Nel 1987 John Cage scrisse Organ2/ASLSP (As Slow As Possible), un brano per organo che è una sorta di esperimento: l’indicazione dell’autore è eseguire le note il più lentamente possibile. Ma quanto lentamente si può suonare un brano? Lento? Lentissimo? Len-tis-si-mis-si-mo?
Da allora tra i musicisti è partita una gara di lentezza: due organisti di Montreal l’hanno suonato per 12 ore nel 2015; Diane Luchese ha eseguito una versione per pianoforte di 15 ore; di recente un canale Twitch ha trasmesso una performance lunga 24 ore.
All’inizio del millennio la chiesa di Halberstadt, in Germania, ha alzato definitivamente il livello: la John Cage Organ Foundation ha deciso di suonare il brano per 639 anni, con finale previsto per il 2640. Sono pazzi? Come fanno?
Hanno costruito un organo speciale, con sacchi di sabbia sui pedali per mantenere le note il più a lungo possibile. La performance è iniziata a settembre 2001 e da allora non è successo molto. In partenza lo spartito prevede infatti una pausa, una notazione musicale che indica l’assenza di suono. Da quel giorno, e sono passati 21 anni, si sono verificati solo 12 cambi di accordi. La prossima nota arriverà il 5 febbraio 2024. Con calma, adagio.
Dall’uscita del brano tra i musicisti è partita una gara di lentezza
L’esperimento avrà bisogno di finanziamenti secolari e la complicità delle prossime generazioni, che dovranno raccogliere il testimone e tenere fermi i sacchi. Intanto l’operazione ha portato a Halberstadt, una sonnolenta cittadina tedesca di 40.000 abitanti, molti appassionati e curiosi.
Andreas Henke, il sindaco, ha detto che la maggior parte degli abitanti di Halberstadt non sa nemmeno dell’esistenza del concerto, ma l’amministrazione è comunque fiera di ospitare l’idea di un gigante come Cage.
La John Cage Organ Foundation ha iniziato un’esecuzione che durerà 639 anni
La musica di John Cage è nota per l’inclinazione a sfidare regole e preconcetti. Nei suoi brani ha usato verdure, giocattoli, mazzi di carte, frullatori e tostapani. In questo caso Cage ha pensato ad un virtuosismo, un’acrobazia musicale che ovviamente è anche una riflessione sul nostro modo di affrontare il tempo.

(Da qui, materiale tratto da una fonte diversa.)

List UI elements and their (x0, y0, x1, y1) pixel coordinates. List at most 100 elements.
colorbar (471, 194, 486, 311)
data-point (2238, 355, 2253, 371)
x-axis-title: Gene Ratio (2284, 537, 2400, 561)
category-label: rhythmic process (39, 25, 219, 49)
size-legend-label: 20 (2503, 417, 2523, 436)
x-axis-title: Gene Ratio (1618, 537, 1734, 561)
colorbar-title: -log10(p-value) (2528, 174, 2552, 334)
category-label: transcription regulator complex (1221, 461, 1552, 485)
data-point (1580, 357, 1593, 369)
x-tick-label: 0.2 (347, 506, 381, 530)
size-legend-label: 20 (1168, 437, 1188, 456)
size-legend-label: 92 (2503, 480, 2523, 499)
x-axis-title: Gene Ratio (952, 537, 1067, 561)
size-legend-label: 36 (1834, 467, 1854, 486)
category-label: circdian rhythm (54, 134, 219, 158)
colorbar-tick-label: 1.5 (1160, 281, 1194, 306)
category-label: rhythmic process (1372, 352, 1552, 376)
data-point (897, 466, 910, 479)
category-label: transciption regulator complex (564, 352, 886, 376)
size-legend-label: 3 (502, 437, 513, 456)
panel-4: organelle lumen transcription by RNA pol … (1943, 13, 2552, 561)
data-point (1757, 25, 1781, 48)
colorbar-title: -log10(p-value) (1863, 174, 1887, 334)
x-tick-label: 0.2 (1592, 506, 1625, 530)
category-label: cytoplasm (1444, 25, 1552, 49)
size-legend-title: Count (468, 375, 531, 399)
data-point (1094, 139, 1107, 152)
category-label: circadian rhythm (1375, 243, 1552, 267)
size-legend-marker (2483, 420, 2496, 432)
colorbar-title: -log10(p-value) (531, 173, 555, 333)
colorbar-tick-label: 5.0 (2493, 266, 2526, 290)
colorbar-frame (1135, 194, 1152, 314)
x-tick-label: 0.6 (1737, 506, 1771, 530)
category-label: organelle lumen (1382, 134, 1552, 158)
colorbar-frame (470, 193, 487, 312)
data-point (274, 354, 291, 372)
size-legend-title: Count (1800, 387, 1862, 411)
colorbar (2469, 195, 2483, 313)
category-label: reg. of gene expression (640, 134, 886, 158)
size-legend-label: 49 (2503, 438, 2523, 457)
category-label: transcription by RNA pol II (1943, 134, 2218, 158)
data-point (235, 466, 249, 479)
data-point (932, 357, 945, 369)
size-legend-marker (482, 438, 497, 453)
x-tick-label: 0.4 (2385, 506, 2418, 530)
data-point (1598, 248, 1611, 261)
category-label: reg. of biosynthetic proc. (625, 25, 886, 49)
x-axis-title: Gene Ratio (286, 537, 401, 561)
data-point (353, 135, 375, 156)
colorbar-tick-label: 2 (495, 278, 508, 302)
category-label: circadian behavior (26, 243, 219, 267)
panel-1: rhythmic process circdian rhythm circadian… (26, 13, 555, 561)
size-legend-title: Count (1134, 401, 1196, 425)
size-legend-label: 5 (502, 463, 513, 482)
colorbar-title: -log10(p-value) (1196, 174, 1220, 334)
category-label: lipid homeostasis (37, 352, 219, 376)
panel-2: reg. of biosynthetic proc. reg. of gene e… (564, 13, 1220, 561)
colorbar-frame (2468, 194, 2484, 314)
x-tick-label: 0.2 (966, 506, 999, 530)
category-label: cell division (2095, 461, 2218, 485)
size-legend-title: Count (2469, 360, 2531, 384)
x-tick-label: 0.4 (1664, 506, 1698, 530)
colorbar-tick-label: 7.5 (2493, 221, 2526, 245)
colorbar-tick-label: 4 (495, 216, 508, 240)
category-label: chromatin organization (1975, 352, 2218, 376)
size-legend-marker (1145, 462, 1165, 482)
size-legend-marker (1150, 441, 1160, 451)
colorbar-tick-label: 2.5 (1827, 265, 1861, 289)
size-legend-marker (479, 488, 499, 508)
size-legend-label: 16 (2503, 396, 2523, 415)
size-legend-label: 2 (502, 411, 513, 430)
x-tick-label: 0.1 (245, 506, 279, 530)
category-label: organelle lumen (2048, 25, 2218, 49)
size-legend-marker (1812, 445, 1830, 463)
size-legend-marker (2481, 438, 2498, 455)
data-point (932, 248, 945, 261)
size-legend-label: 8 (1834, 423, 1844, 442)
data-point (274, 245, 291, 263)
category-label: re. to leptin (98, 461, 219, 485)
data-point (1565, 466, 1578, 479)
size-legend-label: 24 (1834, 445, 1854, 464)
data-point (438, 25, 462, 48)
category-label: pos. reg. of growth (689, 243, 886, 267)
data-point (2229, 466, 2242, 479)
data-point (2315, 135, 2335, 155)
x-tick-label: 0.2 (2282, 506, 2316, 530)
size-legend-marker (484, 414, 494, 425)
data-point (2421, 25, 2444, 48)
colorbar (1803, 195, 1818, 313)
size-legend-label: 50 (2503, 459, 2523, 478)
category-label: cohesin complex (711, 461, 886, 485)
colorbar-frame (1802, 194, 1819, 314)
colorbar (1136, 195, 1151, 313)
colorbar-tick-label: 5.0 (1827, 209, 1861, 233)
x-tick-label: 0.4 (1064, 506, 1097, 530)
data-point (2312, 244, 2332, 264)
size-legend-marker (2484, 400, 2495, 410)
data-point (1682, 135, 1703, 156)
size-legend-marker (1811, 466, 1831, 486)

Per molti l’opera rappresenta una critica alla fretta maledetta, alla frenesia che ci logora, all’iper-accelerazione di tutto (le mail, i messaggi vocali, i tiktok). L’esperimento ci ricorda che rallentare si può, nessuno ci ha condannato a vivere su un tapis roulant.
È un invito a “liberare” il tempo, ad usarlo come vogliamo, senza minutaggi imposti e durate standard. Allargarlo e allungarlo come ci pare, ma trovando finalmente il nostro passo. Dovessimo metterci anche 600 anni.